Here is a handful of tips to help new users get comfortable with the iPad.

Matt Elliott Senior Editor
Matt Elliott is a senior editor at CNET with a focus on laptops and streaming services. Matt has more than 20 years of experience testing and reviewing laptops. He has worked for CNET in New York and San Francisco and now lives in New Hampshire. When he's not writing about laptops, Matt likes to play and watch sports.
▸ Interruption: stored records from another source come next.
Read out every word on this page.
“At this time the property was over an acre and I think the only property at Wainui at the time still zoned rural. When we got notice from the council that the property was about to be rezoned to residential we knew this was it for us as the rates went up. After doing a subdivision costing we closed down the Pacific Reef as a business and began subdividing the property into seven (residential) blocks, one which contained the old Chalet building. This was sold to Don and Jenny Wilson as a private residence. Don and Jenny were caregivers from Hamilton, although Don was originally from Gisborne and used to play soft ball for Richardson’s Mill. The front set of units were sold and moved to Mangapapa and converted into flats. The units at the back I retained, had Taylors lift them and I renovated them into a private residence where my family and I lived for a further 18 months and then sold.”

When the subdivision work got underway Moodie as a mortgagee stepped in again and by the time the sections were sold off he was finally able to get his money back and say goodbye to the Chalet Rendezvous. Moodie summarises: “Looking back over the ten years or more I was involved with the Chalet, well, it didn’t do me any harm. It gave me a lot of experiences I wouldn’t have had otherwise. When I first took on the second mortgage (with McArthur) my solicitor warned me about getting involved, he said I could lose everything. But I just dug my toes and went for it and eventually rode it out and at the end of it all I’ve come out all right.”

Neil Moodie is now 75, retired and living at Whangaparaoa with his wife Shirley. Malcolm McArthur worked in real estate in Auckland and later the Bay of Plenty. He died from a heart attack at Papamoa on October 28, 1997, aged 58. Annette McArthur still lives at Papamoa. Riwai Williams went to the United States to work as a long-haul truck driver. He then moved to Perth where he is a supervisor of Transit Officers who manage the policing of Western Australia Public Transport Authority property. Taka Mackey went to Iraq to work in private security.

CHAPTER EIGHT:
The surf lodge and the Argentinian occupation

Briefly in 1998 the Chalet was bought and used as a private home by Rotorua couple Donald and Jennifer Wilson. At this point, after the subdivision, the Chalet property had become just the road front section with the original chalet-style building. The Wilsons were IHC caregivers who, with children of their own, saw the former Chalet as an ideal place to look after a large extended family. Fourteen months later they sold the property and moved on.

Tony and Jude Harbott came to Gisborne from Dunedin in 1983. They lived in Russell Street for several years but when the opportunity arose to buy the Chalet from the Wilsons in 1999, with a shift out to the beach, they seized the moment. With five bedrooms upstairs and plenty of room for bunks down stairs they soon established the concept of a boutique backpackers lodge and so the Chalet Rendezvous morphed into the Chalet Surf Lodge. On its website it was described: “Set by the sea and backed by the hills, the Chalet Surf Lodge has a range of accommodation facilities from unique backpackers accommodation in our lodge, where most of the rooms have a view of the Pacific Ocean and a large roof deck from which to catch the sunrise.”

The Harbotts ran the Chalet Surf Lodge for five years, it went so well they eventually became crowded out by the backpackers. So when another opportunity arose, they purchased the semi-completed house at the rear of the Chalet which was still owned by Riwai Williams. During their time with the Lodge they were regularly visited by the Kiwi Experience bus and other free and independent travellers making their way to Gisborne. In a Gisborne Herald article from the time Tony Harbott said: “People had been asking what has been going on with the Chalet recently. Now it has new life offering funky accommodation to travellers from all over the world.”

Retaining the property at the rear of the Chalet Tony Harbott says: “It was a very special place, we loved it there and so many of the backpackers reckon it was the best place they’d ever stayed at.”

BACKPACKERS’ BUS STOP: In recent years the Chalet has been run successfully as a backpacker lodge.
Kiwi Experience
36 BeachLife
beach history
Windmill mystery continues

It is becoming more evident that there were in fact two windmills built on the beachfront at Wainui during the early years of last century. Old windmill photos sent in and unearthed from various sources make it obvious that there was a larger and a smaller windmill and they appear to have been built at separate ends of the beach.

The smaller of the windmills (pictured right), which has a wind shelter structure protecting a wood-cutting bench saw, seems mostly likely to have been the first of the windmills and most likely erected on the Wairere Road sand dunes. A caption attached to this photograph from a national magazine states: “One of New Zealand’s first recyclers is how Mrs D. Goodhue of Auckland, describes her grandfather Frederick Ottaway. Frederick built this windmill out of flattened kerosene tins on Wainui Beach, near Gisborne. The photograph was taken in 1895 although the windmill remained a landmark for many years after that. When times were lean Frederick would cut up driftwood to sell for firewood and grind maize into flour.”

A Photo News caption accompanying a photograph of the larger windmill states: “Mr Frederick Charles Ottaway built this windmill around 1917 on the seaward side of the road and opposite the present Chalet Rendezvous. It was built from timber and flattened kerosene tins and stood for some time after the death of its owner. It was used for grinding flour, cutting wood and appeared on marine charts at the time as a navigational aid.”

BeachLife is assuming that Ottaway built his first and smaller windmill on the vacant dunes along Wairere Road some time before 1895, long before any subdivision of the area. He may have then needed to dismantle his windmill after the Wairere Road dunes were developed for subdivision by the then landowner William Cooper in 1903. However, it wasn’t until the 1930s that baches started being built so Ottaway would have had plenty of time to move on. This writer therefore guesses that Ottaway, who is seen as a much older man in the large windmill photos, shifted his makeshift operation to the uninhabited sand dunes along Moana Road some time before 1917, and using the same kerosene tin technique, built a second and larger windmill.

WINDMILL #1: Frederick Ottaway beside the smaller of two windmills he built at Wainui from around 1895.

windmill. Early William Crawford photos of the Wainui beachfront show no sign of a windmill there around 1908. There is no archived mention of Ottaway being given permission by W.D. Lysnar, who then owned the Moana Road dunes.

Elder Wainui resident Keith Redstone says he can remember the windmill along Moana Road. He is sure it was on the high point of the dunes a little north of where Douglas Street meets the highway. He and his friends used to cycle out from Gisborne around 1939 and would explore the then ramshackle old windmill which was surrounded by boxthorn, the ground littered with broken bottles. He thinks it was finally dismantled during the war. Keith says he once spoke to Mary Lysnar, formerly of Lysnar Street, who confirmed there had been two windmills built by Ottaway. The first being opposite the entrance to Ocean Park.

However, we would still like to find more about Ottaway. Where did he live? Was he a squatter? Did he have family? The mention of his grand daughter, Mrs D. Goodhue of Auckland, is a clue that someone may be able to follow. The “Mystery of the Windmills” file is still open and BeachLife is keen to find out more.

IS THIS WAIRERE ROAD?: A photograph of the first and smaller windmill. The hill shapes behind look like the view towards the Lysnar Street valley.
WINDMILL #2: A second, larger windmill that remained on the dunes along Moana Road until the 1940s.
He loves to play tennis and hates the number of streaming services he has to subscribe to in order to watch the various sports he wants to watch.
Expertise Laptops, desktops, all-in-one PCs, streaming devices, streaming platforms
Matt Elliott
3 min read

If the iPad is your first tablet, there is bound to be an adjustment period, as you move from a PC or laptop--something with a keyboard--to the iPad's touch screen and iOS. To help you navigate these tablet waters, I present five quick tips that will have you swiping, scrolling, and tapping efficiently and effectively.

Lock the screen orientation
Within the first few minutes of using an iPad, you'll likely experience the iPad tango of turning and tilting the display to return the screen to your desired orientation. The slightest motion can cause the screen to rotate from portrait to landscape and back. To prevent this from happening, you can reassign the side switch of the iPad 2 above the volume control from its default mute function to lock the screen. To do so, tap the Settings icon, and under General, look for the "Use Side Switch to" header and tap Lock Rotation. The check mark will then move from Mute to the Lock Rotation line. Don't worry, there is still a quick way to mute the volume, as Jason Cipriani covers here.
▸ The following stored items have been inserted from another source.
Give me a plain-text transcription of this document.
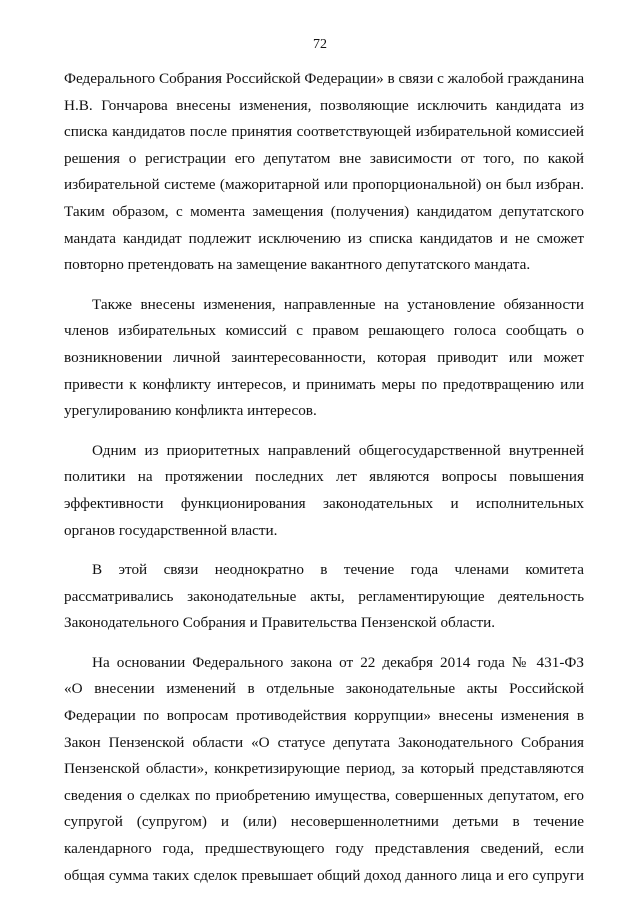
72
Федерального Собрания Российской Федерации» в связи с жалобой гражданина
Н.В. Гончарова внесены изменения, позволяющие исключить кандидата из
списка кандидатов после принятия соответствующей избирательной комиссией
решения о регистрации его депутатом вне зависимости от того, по какой
избирательной системе (мажоритарной или пропорциональной) он был избран.
Таким образом, с момента замещения (получения) кандидатом депутатского
мандата кандидат подлежит исключению из списка кандидатов и не сможет
повторно претендовать на замещение вакантного депутатского мандата.
Также внесены изменения, направленные на установление обязанности
членов избирательных комиссий с правом решающего голоса сообщать о
возникновении личной заинтересованности, которая приводит или может
привести к конфликту интересов, и принимать меры по предотвращению или
урегулированию конфликта интересов.
Одним из приоритетных направлений общегосударственной внутренней
политики на протяжении последних лет являются вопросы повышения
эффективности функционирования законодательных и исполнительных
органов государственной власти.
В этой связи неоднократно в течение года членами комитета
рассматривались законодательные акты, регламентирующие деятельность
Законодательного Собрания и Правительства Пензенской области.
На основании Федерального закона от 22 декабря 2014 года № 431-ФЗ
«О внесении изменений в отдельные законодательные акты Российской
Федерации по вопросам противодействия коррупции» внесены изменения в
Закон Пензенской области «О статусе депутата Законодательного Собрания
Пензенской области», конкретизирующие период, за который представляются
сведения о сделках по приобретению имущества, совершенных депутатом, его
супругой (супругом) и (или) несовершеннолетними детьми в течение
календарного года, предшествующего году представления сведений, если
общая сумма таких сделок превышает общий доход данного лица и его супруги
You can set the Side Switch to either mute or lock the screen rotation. Matt Elliott

Switch apps fast with the fast app switcher
To quickly access an app while using another, double click the Start button to access the fast app switcher, a dock that opens at the bottom of the screen. Swiping right to left, you can scroll through the apps you have open. This saves you from having to return to the home screen to open another app.

Double-click the Start button to bring up the fast app switcher. Matt Elliott

You might notice fairly soon that nearly every app on your iPad is listed in the fast app switcher, which greatly slows down the fast-app-switching process. To get rid of an app listed, tap and hold an app until the red minus-sign icon appears in the upper-left corner to delete it. (Deleting it from the fast app switcher does not delete it from your your iPad.) You might also find that closing apps from the fast app switcher improves battery life, though results may vary.

Access iPod controls from the fast app switcher
Open up the fast app switcher, but instead of swiping right to left to access your app, swipe left to right to access the iPod controls. Here, you can play/pause, rewind, fast forward, and adjust the volume. You can also adjust the display brightness. And as Jason Cipriani points out in his post on the subject, you can also mute the volume or lock the screen rotation, depending on how you have your side switch configured.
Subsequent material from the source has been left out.